Per questo, il 4 giugno 1999, ho ritenuto opportuno rivolgermi alla Procura della Repubblica perché accertasse se il disastro, che solo per puro caso non ha causato vittime, debba addebitarsi in tutto o in parte ad omissioni, ritardi e negligenze da parte degli amministratori locali e dei tecnici comunali, i quali erano stati messi in guardia da anni del pericolo che correvano i vecchi fabbricati del centro storico e da imperizia e negligenza degli stessi amministratori e dei tecnici che hanno ignorato i segnali di quello che fu definito “disastro annunciato”.

 

Il Sindaco Mauro Vannoni, allorché nella seduta di insediamento dell’attuale Consiglio comunale (1° luglio 1999) annunciai l’avvenuta presentazione della denuncia, ebbe a rispondermi abbastanza superficialmente: «La Mirella Venturini ha fatto balenare l’idea che pensa che i problemi si possano risolvere al di fuori del consiglio comunale.

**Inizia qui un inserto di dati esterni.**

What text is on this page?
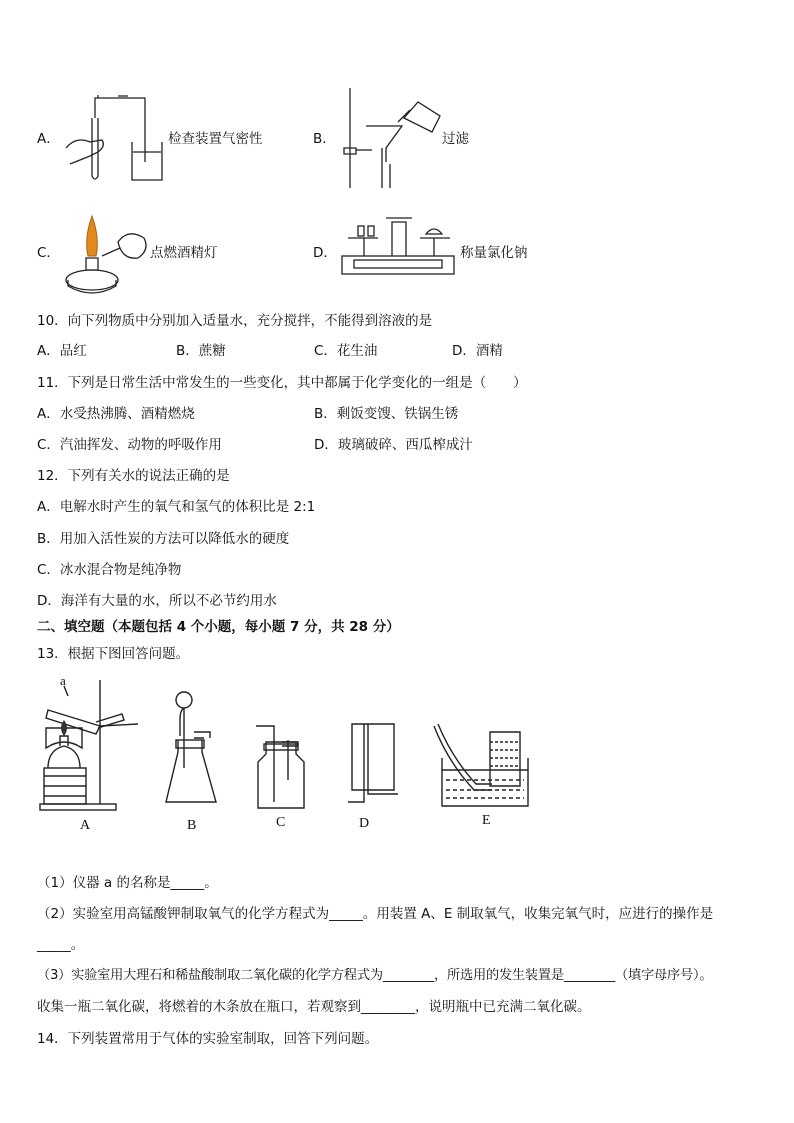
A．	检查装置气密性	B．	过滤
C．	点燃酒精灯	D．	称量氯化钠
10．向下列物质中分别加入适量水，充分搅拌，不能得到溶液的是
A．品红	B．蔗糖	C．花生油	D．酒精
11．下列是日常生活中常发生的一些变化，其中都属于化学变化的一组是（　　）
A．水受热沸腾、酒精燃烧	B．剩饭变馊、铁锅生锈
C．汽油挥发、动物的呼吸作用	D．玻璃破碎、西瓜榨成汁
12．下列有关水的说法正确的是
A．电解水时产生的氧气和氢气的体积比是 2:1
B．用加入活性炭的方法可以降低水的硬度
C．冰水混合物是纯净物
D．海洋有大量的水，所以不必节约用水
二、填空题（本题包括 4 个小题，每小题 7 分，共 28 分）
13．根据下图回答问题。
a
A	B	C	D	E
（1）仪器 a 的名称是_____。
（2）实验室用高锰酸钾制取氧气的化学方程式为_____。用装置 A、E 制取氧气，收集完氧气时，应进行的操作是
_____。
（3）实验室用大理石和稀盐酸制取二氧化碳的化学方程式为________，所选用的发生装置是________（填字母序号）。
收集一瓶二氧化碳，将燃着的木条放在瓶口，若观察到________，说明瓶中已充满二氧化碳。
14．下列装置常用于气体的实验室制取，回答下列问题。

Ma questo non ci preoccupa. Siamo tranquilli, siamo sereni, non abbiamo problema alcuno. Nel passato altri hanno provato a portare ad amministrare la cosa pubblica con la Procura ma in questo Comune, faccio osservare, hanno avuto scarsi risultati. Auguro di avere scarsi risultati anche alla Mirella Venturini su questo versante» (pagina 27 del verbale).

La Mirella Venturini, che non ha mai lesinato la propria fiducia alla Giustizia è soddisfatta di questo risultato, che non considera affatto “scarso”. Fiducia che conferma per il prosieguo delle indagini.